私たちの体の細胞の中には、「ミトコンドリア」と呼ばれる小さな器官が存在しています。ミトコンドリアは、細胞が活動するためのエネルギー(ATP)を生み出す場所です。しかし、実はこのミトコンドリアはもともと私たちの細胞の一部ではなかったと考えられています。というのも、ミトコンドリアは約18億~20億年前に、ある原始的な細胞の中に細菌が入り込み、そのまま共生するようになったものだという仮説が提唱されているからです。この仮説は「細胞内共生説」と呼ばれ、現在では生命進化を理解するうえで最も重要な理論の一つとされています[116-118]。
当時の地球では、酸素を利用して大量のエネルギーを生み出すことができる細菌(αプロテオバクテリア)が存在していました。この細菌が別の細胞の内部に入り込み、ミトコンドリアとなったと考えられています。[116-118]。そして、ミトコンドリアを獲得した細胞は、それまでとは比較にならないほど大量のエネルギーを利用できるようになり、その結果、複雑な構造を持つ細胞や多細胞生物が進化する道が開かれたと考えられています[119]。

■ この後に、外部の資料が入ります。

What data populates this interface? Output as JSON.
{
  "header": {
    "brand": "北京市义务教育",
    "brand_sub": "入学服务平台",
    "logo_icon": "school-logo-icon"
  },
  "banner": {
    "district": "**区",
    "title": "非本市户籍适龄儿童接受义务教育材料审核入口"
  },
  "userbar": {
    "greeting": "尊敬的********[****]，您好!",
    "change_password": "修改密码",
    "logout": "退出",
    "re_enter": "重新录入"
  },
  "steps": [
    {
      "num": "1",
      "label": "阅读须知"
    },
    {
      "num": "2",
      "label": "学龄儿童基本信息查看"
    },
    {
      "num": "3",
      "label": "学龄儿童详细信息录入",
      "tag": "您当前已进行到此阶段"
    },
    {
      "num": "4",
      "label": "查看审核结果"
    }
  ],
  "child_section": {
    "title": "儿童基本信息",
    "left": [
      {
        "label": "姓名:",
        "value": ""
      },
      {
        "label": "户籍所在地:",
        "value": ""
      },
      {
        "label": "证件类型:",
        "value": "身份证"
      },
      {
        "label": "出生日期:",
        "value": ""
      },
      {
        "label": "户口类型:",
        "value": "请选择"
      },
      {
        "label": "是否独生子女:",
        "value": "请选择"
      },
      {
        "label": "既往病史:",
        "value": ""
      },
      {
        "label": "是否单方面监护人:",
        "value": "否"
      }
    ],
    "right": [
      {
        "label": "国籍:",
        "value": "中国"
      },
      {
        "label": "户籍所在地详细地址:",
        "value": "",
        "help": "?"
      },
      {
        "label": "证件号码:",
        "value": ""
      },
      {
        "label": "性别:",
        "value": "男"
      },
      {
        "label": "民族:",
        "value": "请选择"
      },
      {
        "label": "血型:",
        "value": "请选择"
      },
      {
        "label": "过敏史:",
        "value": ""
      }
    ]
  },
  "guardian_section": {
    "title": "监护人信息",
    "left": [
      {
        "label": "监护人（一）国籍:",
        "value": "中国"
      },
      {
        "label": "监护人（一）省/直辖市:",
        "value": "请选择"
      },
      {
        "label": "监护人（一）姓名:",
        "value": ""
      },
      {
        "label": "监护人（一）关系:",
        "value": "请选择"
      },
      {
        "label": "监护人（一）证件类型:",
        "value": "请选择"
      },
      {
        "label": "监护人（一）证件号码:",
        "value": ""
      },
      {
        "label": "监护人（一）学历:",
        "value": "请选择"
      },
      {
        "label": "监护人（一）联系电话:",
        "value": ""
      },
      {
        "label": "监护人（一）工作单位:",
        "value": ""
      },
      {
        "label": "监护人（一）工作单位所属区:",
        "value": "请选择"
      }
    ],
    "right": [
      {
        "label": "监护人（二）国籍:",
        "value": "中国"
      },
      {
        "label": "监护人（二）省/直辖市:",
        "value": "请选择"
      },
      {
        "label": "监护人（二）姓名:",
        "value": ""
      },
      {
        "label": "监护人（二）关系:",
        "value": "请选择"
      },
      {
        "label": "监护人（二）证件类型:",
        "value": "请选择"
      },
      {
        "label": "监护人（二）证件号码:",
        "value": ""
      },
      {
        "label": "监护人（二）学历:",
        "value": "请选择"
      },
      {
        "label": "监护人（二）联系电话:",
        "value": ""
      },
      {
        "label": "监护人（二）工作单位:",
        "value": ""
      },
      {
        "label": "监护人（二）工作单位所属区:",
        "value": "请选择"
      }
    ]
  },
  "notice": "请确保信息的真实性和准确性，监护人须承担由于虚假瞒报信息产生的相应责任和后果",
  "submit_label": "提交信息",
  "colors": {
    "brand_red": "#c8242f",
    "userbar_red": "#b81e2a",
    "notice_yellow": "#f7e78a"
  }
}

ミトコンドリアの「細胞内共生説」を唱えたリン・マーギュリス女史は、ミトコンドリアなどの共生による進化を「共生進化(symbiogenesis)」と名付け、「ネオ・ダーウィニズム」で描かれる進化の構図(遺伝子突然変異+自然選択 → 進化)を徹底批判しました[120]。また進化生物学者ニック・レーンも、ミトコンドリアの獲得・共生こそが、生命の複雑化を可能にした決定的な要因であると指摘しています[118,119]。彼らによれば、生命の進化とは、ネオ・ダーウィニズムが主張するような「遺伝子の突然変異」が原動力となったわけではなく、細胞がエネルギーをどのように獲得し利用するかという仕組みを発達させるためのプロセスだったということです。そしてその中心にあるのが、まさに「ミトコンドリア」だということなのです。
参考文献▽
[116] L. Sagan, On the origin of mitosing cells, J Theor Biol 14 (1967) 255–274. 10.1016/0022-5193(67)90079-3.
[117] A.J. Roger, S.A. Muñoz-Gómez, R. Kamikawa, The Origin and Diversification of Mitochondria, Current Biology 27 (2017) R1177–R1192. https://doi.org/10.1016/j.cub.2017.09.015.
[118] M.W. Gray, Lynn Margulis and the endosymbiont hypothesis: 50 years later, Mol Biol Cell 28 (2017) 1285–1287. 10.1091/mbc.E16-07-0509.
[119] N. Lane, W. Martin, The energetics of genome complexity, Nature 467 (2010) 929–934. 10.1038/nature09486.